The board's strongest reads are Tarik Skubal under 8.5 strikeouts at -142 for the Detroit Tigers against the Athletics, and Taj Bradley over 6.5 strikeouts at +120 for the Minnesota Twins against the Cleveland Guardians, with one lean behind them in Trevor McDonald over 3.5 strikeouts at -128 for the San Francisco Giants against the Blue Jays. The Skubal read is the counterintuitive one worth a beat: Skubal is the best strikeout arm on the slate, a 10.28 strikeout-per-nine ace with a 0.91 WHIP, but the model reads the 8.5 line as too high against a contact-oriented Athletics lineup, taking the under on volume rather than doubting the stuff. Bradley, at a 10.35 strikeout rate over 16 starts, profiles as the cleaner over. These are model signals for context, not additions to the tracked card.
Final Verdict
Good first-inning bets are reads on a single frame, and this one asks you to trust a belief rather than a comfortable split. deGrom's 9.00 first-inning ERA and 8 first-inning home runs are real, and the Angels' 21 first-inning homers make the top of the first a genuine threat. But that number sits on a pitcher with a 0.99 WHIP, a 1.88 walk rate, and a 12.71 first-inning strikeout rate, the exact profile whose homer-driven damage regresses rather than repeats. On the other half, Soriano brings a 3.00 first-inning ERA, a .613 OPS against, and one first-inning home run all year against a Rangers lineup with roughly half the Angels' early power. The -134 price is demanding and the edge is a lean, not a lock, which is why it is 1.5 units and why -134 is the worst number worth laying. No Runs First Inning is the play at Globe Life Field on July 7. That is the pick.
FAQ
The play is No Runs First Inning between the Los Angeles Angels and Texas Rangers at Globe Life Field, taken as the first-inning Under 0.5 runs at -134 on DraftKings, 1.5 units. Jose Soriano starts for the Angels and Jacob deGrom for the Rangers. Soriano owns a clean 3.00 first-inning ERA with one first-inning home run all season, while deGrom carries a 3.48 season ERA but a 9.00 first-inning ERA with 8 first-inning home runs. The case rests on Soriano's frame and deGrom's command regressing, and the honest risk is deGrom's first inning against an Angels lineup with 21 first-inning home runs.
Because it has been the one soft spot in a dominant season. deGrom holds a 3.48 ERA with a 0.99 WHIP and 10.82 strikeouts per nine, but in the first inning specifically he has been tagged for a 9.00 ERA across 17 starts, a 1.053 OPS against, and 8 home runs, which is half of his 16 total home runs allowed all year.
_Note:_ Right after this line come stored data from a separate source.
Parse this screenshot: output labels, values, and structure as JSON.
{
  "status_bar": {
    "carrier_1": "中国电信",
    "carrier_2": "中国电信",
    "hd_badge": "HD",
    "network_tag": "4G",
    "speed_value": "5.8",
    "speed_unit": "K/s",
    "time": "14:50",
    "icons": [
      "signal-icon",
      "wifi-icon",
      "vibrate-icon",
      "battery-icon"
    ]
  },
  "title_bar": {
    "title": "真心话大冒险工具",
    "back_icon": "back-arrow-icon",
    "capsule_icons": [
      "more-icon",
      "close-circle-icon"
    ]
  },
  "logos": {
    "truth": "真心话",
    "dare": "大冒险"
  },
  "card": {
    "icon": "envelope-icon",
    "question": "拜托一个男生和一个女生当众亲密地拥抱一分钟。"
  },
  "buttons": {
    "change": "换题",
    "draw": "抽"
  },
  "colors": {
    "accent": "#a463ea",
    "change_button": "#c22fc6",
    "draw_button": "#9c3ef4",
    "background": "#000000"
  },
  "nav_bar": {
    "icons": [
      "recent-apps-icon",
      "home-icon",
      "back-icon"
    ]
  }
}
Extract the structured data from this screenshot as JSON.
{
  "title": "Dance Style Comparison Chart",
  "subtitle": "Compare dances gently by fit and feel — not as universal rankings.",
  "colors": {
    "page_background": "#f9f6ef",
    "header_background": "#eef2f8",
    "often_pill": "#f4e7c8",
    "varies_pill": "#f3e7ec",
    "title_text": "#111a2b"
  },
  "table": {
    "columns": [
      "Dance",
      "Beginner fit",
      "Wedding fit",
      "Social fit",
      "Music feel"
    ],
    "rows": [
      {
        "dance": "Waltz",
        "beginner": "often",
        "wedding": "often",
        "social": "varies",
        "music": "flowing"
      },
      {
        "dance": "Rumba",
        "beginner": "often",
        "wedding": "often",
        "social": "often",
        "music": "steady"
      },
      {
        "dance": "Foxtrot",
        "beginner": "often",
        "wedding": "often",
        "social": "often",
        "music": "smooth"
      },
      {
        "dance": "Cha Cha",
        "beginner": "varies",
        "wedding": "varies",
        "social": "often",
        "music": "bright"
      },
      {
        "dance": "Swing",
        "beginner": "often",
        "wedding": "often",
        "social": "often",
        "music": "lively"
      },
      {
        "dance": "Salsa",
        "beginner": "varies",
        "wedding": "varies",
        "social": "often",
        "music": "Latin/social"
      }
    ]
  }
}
Against an Angels offense with 21 first-inning home runs, that is the loud way this bet loses.
Because the damage has been almost entirely solo-homer noise on a pitcher who does not allow baserunners. deGrom has walked just 6 batters in 17 first innings and struck out 24, a 12.71 first-inning strikeout rate, so his first-inning runs are one-swing events rather than built rallies, the profile that regresses toward his elite season line. Pair that with Soriano's 3.00 first-inning ERA and .613 OPS against, and the model reads value at -134, tracked at 1.5 units rather than a hammer.